Sergei looked toward the carousel, watching the colorful carved horses revolving around the mirror, immune to the tension that was growing like a winter storm. He heard shouts and saw his friends kicking the woman and her children, throwing the vegetables and fruit she had purchased onto the ground. He looked frantically around the square for a policeman but saw nobody. “Damm! Come with me to stop them,” he said to Petya. “I can’t take them on by myself.”

“I won’t join our friends, but I can’t turn on them either,” said Petya. He started to drift away from the woman and children who lay groaning and crying on the muddy ground.

Sergei, repulsed by what he’d witnessed, disappointed by Petya, and disgusted by his inability to help, raced out of the square.

Sergei heard his sister’s voice chatting happily before he opened the door to their flat. She was perched on a chair at the table cutting leaves out of paper. His mother was stirring cabbage soup on the stove, and Carlotta was setting the table, humming as she worked. Though he was only a few blocks from the square, it felt like a completely different world.

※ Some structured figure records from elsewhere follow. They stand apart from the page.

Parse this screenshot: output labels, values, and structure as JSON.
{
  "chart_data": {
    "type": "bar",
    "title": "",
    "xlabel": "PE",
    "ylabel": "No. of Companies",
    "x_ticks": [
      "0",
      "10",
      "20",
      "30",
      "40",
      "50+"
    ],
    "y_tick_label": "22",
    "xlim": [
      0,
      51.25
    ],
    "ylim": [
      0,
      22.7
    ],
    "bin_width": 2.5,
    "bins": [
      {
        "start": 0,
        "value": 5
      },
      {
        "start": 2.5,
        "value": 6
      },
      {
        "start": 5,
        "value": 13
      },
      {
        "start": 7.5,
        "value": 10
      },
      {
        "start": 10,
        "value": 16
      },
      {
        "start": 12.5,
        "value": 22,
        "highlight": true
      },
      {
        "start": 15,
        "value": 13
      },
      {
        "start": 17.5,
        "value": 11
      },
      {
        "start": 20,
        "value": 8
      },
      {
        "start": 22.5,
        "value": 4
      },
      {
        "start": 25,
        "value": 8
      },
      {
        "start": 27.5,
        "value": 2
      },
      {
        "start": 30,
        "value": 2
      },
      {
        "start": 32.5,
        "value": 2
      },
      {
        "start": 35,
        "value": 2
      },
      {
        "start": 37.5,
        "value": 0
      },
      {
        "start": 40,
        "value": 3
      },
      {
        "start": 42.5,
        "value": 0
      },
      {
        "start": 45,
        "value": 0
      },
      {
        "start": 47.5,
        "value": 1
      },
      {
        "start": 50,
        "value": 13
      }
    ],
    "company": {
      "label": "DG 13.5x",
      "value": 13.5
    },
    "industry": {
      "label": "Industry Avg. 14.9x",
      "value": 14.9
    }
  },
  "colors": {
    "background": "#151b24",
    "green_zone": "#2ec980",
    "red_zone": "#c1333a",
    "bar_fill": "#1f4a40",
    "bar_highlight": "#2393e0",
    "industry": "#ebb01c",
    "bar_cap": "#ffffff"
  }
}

“Papa…” Sergei strode toward his father who was adding some logs to the stove. “You have to send officers to the square. Some boys there are hurting a Jewish woman and her children.”

His father stood up and wiped his hands.

“One of the girls is about Natalya’s age.”

“Why tell me? Why not tell an officer in the square?”

“There were no officers in sight.”

Sergei’s father sighed. “I will put extra men in the square tomorrow. It’s too late to do anything now.” He poured himself a glass of brandy and sat down on the sofa.

“Too late, but—”

“That’s enough,” growled his father. “I don’t want to hear any more about this.”

Sergei stared at him, unable and unwilling to believe he could be so casual about the safety of the woman and her children. “But Papa—”

“Sergei,” said his mother. “Please don’t get into an argument with Papa right now. He’s had a very long day.”

Sergei looked at his mother. Even she didn’t care or didn’t understand that a mother, like her, and her children were in danger.